Create an Old-World Charm in Your Home with Onion Lights

Onion lights are part of the architectural heritage of seafarers from Cape Cod, Massachusetts. With a growing interest in Colonial style home decor, buyers all over America are trying out these distinctive fixtures for their exterior and interior lighting.

Where did Onion Lights Originate?

Onion Lights were first used by whalers and seamen based out of the whaling towns of Massachusetts in New England. The original onion lights were heavy affairs, lit by whale oil. They were designed to have a measure of portability and could also be hung from the wall or rested on a level surface. A round glass orb was used for maximum light throw. As the glass industry advanced to thinner and lighter designs, protective rings were added to the onion lights so the glass would not crack on impact. While mariners started using them on land as well, these lights became as much a part of New England homes as shingles, clam chowder and gold-rimmed quarterboards.

Design and Materials Used in Onion Lights

Onion lights were originally designed for throwing light in all directions, which was especially useful on the open sea on whaling expeditions. Modern designs use clear or frosted glass. The lights had a heavy stand so the lamp could be rested on a table or the ground and would not easily topple over. The stand also served as the oil holder for the lamp wick. A round hole on the top of the lamp served to help hand the light off a chain or a wooden peg. While the earliest designs used tin, brass came to be adopted widely because of its durability and corrosion resistance. However years of use and salt air of the coast ensured the lamps would acquire a beautiful patina of age over the years. Of course, these days, arroyo craftsman and onion lights are powered by electricity. Because of the clear glass, homeowners may prefer to couple them with old-school incandescent lamps which also complement the design with their warm light and distinctive round shape. The finish on the fixtures can also be customized, with special artificial schemes resembling patina to match the decor and effect that buyers are looking for. The wooden peg has been replaced by a fixed curved iron piece connected the lamp to a matching plate or a chain for mounting to the ceiling. While some firms have switched to steel for these lamps, the best manufacturers still use handcrafted brass for authenticity.

Types of Onion Lights

The different kinds of onion lights include wall mounted fixtures, ceiling mounted lights, hanging fixtures and post mounted lights. Onion lights come in different sizes, including small, medium, large and extra large. The glass shape can be round or oval. Buyers can look for ribbed finish glass as an option for clear glass. For post mounted lights, a pole with matching paint and style will greatly complement the design of the onion lights. A variety of metal finishes can be ordered to give the fixture a distinctive appearance. These finishes are Antique Brass, Dark Brass, Antique Bronze, Dark Bronze, Verde Green and Gun Metal.

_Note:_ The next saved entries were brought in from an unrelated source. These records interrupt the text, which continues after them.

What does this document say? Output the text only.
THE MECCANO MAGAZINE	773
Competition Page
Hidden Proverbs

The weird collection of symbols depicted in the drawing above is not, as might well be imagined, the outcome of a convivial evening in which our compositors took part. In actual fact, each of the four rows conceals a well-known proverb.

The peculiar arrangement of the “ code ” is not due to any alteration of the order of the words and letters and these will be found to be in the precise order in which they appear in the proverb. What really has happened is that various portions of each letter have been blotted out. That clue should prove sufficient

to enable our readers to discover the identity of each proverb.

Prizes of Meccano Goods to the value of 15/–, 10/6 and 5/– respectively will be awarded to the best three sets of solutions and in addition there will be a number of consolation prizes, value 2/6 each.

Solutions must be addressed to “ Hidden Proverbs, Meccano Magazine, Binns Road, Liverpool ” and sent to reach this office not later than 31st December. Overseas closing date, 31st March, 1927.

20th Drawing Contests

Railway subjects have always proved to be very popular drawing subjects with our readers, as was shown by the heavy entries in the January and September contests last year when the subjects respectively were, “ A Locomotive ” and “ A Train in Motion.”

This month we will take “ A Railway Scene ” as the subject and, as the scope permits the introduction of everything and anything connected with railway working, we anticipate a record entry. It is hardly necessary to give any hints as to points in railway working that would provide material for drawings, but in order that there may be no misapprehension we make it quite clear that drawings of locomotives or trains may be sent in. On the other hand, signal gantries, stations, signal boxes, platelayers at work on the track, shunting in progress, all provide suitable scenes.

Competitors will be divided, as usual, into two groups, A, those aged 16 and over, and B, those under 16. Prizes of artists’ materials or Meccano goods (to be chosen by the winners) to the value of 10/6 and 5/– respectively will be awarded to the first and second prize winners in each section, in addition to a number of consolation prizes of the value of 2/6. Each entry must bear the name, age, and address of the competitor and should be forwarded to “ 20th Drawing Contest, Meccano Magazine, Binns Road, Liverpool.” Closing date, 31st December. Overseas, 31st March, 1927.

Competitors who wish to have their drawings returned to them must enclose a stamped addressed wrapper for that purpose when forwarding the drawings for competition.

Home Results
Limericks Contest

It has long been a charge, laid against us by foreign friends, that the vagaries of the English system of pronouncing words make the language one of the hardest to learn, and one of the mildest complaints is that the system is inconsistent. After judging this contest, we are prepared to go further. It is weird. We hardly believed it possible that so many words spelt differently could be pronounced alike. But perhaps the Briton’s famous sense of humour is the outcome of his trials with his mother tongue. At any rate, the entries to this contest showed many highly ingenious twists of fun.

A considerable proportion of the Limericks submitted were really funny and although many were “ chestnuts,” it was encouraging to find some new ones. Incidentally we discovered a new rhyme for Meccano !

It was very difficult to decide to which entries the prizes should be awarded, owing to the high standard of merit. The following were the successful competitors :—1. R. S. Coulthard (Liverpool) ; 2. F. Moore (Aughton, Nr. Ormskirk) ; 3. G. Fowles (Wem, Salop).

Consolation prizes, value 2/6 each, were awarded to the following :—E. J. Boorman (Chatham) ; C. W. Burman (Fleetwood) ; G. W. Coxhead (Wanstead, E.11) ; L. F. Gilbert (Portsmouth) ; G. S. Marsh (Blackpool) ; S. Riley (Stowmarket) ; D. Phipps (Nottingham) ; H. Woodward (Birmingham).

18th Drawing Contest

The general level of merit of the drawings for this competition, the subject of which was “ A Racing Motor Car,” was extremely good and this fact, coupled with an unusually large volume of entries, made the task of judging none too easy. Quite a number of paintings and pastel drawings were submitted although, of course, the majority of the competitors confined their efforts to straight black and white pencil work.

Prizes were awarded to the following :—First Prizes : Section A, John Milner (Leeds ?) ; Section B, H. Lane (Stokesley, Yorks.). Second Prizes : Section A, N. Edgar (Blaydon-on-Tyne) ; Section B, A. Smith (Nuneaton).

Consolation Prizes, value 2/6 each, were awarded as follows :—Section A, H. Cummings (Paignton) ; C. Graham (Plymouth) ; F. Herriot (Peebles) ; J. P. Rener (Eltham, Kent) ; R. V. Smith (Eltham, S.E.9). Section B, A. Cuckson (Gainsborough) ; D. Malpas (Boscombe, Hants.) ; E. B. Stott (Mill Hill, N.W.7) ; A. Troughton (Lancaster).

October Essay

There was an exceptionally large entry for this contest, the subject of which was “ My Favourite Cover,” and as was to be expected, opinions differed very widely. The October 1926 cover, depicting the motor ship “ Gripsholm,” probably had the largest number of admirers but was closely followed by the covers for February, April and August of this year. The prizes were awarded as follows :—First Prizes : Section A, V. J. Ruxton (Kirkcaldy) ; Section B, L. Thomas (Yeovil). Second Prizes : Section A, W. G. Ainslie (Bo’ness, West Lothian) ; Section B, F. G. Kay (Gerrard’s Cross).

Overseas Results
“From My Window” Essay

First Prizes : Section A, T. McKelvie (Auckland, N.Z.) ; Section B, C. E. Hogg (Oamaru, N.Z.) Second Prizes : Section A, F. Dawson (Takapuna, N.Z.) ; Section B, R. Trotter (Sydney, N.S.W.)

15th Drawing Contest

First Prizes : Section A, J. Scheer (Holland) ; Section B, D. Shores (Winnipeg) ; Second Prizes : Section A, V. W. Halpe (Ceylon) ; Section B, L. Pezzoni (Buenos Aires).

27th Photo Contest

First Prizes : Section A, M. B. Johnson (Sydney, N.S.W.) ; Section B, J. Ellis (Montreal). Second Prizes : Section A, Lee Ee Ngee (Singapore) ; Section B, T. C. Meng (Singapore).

Tips for Installing Onion Lights

While onion lights started off as typical outdoor lighting, they are versatile designs that can be used both indoors and outdoors. However, the indoors pieces will be lighter and more delicate, while the outdoor pieces are built tougher to withstand hard weather conditions. One way to ensure onion lights catch the eye when installed as door lights is to make sure the lamp has a width about one-fifth of the door and the lamp sits at a height of approximately one fifth below the door frame. Onion lights are best used in pairs as door lights. However when using them in foyers or as hanging applications, the lights can be used singly for maximum effect. The old-world feeling of lamp wicks can be replicated with incandescent bulbs or warm-light LEDs which have a long life. Brass fixtures can be quite heavy, so make sure the mounting is perfect or get help to install the fixture safely. Onion lights can be complemented with other colonial touches like gold rimmed quarter boards as well as California Mission style decor for a contrasting look.